Explosion des coûts IA : une crise budgétaire menace les entreprises
L’intelligence artificielle transforme radicalement la gestion financière des organisations. Alors que les budgets technologiques traditionnels suivaient des règles prévisibles, l’arrivée massive de l’IA bouleverse tous les repères. Entre achats sauvages, doublons coûteux et hausses tarifaires vertigineuses, les directions financières peinent à garder la main sur des dépenses qui se multiplient de façon incontrôlée.
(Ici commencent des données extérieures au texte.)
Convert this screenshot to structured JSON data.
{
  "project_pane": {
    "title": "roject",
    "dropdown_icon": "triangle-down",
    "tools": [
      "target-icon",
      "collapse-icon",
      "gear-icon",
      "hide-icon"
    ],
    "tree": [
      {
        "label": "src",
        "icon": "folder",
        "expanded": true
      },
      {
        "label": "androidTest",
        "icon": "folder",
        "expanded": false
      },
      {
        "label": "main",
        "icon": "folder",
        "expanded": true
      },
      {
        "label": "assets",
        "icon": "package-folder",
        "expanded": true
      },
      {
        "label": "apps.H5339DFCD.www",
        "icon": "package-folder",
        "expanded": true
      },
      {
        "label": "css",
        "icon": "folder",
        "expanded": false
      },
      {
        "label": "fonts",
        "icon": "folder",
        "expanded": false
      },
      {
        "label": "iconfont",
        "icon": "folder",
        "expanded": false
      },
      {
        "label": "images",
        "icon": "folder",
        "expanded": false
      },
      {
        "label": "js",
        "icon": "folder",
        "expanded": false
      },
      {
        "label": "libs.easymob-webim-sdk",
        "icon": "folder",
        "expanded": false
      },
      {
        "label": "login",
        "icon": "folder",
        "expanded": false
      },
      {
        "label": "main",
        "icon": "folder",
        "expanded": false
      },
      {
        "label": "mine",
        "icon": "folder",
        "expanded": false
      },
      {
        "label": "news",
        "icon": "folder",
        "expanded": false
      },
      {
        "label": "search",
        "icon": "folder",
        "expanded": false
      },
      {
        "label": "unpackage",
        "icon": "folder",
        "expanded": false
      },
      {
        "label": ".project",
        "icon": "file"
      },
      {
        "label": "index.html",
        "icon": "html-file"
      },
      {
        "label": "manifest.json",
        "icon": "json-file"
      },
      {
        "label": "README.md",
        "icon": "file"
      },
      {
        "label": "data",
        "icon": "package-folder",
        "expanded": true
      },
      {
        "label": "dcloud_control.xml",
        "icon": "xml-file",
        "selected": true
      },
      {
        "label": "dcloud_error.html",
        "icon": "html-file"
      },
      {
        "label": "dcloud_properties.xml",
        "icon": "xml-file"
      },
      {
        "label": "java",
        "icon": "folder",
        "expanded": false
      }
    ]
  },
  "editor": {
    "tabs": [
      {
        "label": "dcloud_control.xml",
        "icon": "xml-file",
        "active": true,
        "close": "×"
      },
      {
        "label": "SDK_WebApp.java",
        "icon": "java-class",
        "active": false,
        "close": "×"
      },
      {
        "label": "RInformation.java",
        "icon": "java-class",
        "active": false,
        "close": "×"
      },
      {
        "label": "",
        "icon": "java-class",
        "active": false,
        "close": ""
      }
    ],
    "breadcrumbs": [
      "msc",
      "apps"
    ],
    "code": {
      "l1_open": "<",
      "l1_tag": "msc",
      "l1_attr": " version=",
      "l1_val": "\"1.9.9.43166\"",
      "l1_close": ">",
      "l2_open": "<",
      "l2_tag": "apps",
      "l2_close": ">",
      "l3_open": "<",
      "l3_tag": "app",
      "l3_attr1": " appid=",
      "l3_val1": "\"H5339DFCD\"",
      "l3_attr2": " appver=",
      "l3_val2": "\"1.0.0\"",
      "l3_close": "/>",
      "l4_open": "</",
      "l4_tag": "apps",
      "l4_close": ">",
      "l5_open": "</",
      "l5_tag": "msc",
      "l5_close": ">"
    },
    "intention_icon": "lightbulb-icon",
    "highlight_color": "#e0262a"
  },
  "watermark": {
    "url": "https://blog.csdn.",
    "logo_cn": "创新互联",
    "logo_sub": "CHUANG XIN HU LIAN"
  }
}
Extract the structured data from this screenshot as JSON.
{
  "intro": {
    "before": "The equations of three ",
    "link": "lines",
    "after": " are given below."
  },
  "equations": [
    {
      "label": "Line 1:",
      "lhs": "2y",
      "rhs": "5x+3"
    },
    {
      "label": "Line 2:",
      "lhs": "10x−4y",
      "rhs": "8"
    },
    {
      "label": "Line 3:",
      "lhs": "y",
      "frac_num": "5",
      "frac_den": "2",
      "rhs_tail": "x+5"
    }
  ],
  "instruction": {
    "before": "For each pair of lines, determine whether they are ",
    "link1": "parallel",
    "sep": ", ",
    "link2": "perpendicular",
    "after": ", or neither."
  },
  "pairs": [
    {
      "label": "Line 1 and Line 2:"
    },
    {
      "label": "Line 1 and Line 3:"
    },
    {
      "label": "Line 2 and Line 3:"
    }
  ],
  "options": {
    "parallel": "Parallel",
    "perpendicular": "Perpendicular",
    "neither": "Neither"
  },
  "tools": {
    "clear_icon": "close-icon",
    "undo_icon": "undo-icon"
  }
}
Une explosion incontrôlée des coûts cachés
Les investissements liés à l’IA ne passent plus par les canaux habituels. Intégrées lors de renouvellements SaaS ou consommées via tokens, crédits et requêtes, ces dépenses se dispersent dans toute l’organisation. Résultat : une opacité totale sur les montants réellement engagés.
Le phénomène s’aggrave avec l’apparition de doublons massifs. Plusieurs équipes paient simultanément pour des solutions offrant des fonctionnalités identiques, sans qu’aucune coordination ne soit établie entre les services.
Le shadow IT atteint des sommets inédits
L’adoption d’outils spécialisés en intelligence artificielle s’effectue majoritairement hors des circuits de validation traditionnels. Cette pratique génère un risque majeur de shadow IT que peu d’entreprises parviennent à maîtriser.
Les chiffres révélés par Najar sont édifiants : « 93% des usages IA en entreprise ne s’accompagnent d’aucun contrat formel ». Cette absence de cadre contractuel expose les organisations à des failles béantes en matière de sécurité et de conformité.
Trois acteurs dominent largement ce marché parallèle : ChatGPT, Cursor et Claude représentent 95% des outils IA spécialisés utilisés en shadow IT dans les organisations.
Des hausses tarifaires qui s’accélèrent dangereusement
Les augmentations de prix constituent une menace grandissante pour les budgets informatiques. L’observatoire recense une progression des tarifs moyens de +11,5% en 2024, qui bondit à +16% en 2025 et pourrait atteindre +25% en 2026.
Paradoxalement, les nouvelles fonctionnalités intégrées restent largement sous-exploitées. HubSpot Breeze AI n’est utilisée que par 2,4% des utilisateurs, tandis que Zendesk AI Copilot plafonne à 2%.
Un modèle économique radicalement transformé
Les coûts cachés des outils « AI-enabled » s’accumulent dans les contrats SaaS existants. Les dépenses échappent aux négociations contractuelles classiques et contournent les politiques de sécurité, conformité et protection des données.
Le paradigme financier bascule complètement : la facturation ne repose plus uniquement sur l’abonnement, mais sur l’usage effectif. API, tokens, crédits ou agents activés deviennent les nouvelles unités de mesure, rendant les prévisions budgétaires extrêmement complexes.
Des augmentations vertigineuses déjà constatées
Certaines entreprises subissent des envolées spectaculaires de leurs factures. OpenAI affiche ainsi une hausse de 129% de ses dépenses auprès de certains clients professionnels.
Les systèmes de crédits, censés offrir de la flexibilité, génèrent fréquemment des coûts additionnels imprévus. L’accumulation de solutions redondantes amplifie encore ce phénomène inflationniste.
Une stratégie de gestion devient indispensable
Face à cette situation, Vincent Coste, CEO et fondateur de Najar, appelle à une prise de conscience urgente. « Les entreprises doivent gagner en visibilité… en maîtriser les coûts », souligne-t-il.
Le contrôle des usages réels s’impose comme la première priorité pour contenir l’hémorragie financière. Piloter l’IA comme une catégorie d’achat stratégique devient incontournable, incluant un inventaire précis, l’encadrement des acquisitions et la vérification systématique des doublons.
Cette démarche structurée permettra aux organisations de reprendre la main sur des dépenses qui, sans contrôle rigoureux, menacent de déstabiliser durablement leurs équilibres budgétaires.